Despite the fact that this book is written for all women, we recognize that perhaps it might be easier to use for those women who are used to reading books or manuals of this size. Many of us prefer to learn from our grandmothers, mothers, friends or in support groups, especially when it is about the personal subjects of our lives and bodies. The utility of this book is even greater when it is used as an educational tool about health in community groups dedicated to mutual help, personal growth, raising of political awareness and collective action. There are even educational groups for adult women who have used the English version to teach reading and writing. The book continues to change thanks to the participation of many women who continue sharing their experiences to transform it.

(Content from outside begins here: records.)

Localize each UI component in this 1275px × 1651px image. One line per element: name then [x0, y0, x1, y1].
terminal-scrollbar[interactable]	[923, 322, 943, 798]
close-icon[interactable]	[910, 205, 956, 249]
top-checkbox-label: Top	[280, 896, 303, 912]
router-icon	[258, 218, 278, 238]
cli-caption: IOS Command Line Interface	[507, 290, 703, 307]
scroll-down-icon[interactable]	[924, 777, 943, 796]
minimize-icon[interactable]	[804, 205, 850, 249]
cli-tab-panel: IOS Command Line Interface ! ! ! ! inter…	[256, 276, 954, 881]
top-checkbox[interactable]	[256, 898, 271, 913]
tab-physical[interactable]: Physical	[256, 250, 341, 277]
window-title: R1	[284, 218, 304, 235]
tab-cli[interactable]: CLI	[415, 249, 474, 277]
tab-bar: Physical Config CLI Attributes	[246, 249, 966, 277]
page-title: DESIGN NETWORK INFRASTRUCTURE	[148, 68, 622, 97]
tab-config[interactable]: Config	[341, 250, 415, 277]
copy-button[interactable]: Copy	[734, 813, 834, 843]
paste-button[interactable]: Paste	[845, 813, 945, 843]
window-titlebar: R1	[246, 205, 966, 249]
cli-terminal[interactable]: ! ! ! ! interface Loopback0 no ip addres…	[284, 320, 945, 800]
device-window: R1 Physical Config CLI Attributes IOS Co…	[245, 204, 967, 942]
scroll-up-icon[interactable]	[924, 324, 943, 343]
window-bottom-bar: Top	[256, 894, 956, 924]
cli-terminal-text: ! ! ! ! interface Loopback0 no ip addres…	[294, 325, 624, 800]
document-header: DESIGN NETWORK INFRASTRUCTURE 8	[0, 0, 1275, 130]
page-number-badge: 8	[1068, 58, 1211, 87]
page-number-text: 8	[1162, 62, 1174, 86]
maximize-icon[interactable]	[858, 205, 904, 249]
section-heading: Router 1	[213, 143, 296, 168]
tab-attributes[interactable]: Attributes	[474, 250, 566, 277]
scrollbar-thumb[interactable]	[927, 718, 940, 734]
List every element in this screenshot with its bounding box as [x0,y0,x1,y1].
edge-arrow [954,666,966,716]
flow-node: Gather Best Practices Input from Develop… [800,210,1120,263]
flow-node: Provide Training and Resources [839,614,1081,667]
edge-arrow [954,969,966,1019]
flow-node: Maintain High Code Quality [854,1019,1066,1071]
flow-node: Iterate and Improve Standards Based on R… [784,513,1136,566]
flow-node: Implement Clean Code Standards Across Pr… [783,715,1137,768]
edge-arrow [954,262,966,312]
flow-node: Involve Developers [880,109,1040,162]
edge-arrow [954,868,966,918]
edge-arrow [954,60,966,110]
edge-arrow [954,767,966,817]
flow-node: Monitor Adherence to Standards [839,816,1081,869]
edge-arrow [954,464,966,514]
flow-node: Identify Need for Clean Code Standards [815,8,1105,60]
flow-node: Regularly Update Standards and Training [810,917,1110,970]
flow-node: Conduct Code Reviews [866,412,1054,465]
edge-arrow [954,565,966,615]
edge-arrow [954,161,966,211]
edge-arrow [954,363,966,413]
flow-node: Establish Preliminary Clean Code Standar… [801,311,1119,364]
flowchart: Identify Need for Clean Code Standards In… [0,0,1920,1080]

Language and Cultural Context: Of the Translation to the Adaptation

Over the 25 years of its publication, Our Bodies, Ourselves has converted into a health encyclopedia for women of the United States. At the same time, it has created the necessity of new versions that reflect the health needs of other countries. We realized that a simple translation does not communicate the cultural and social context where women, their lives, and their health is involved. We have worked with groups of women to create adaptations that contain basic and useful information for any woman in their own country, and at the same time recognizing big economic, social and cultural differences that affect the lives and health of women. Ideally, this work of adaptation occurs directly in countries with groups of activists and organized women that transformed the book so that it is useful to them in the actual context of their lives and struggles. This has happened in countries most similar to the United States, such as Germany, and in others as different as Tibet. A women’s collective in Egypt adapted the book with the participation of women of all ages and social classes, and including their religious values. They used an Islamic framework, supported by the words of the Koran, to confront sexism in their countries and their religious beliefs. Without an adaptation that recognizes the differences between the lives of the women in their own countries and in the United States, the information based on the experiences of some North American women limits its utility and can be potentially destructive. Information that does not reflect the conditions of the current lives of women from other countries and their social contexts, implicitly communicates the idea that the reality of North American women is more important that the reality of other women from other parts of the world.

The adaptation in agreement with each culture is necessary in order not to recreate the conditions that made this book necessary, and so that we don’t only listen to the voices of North American women, but also to those of the rest of the women of the world.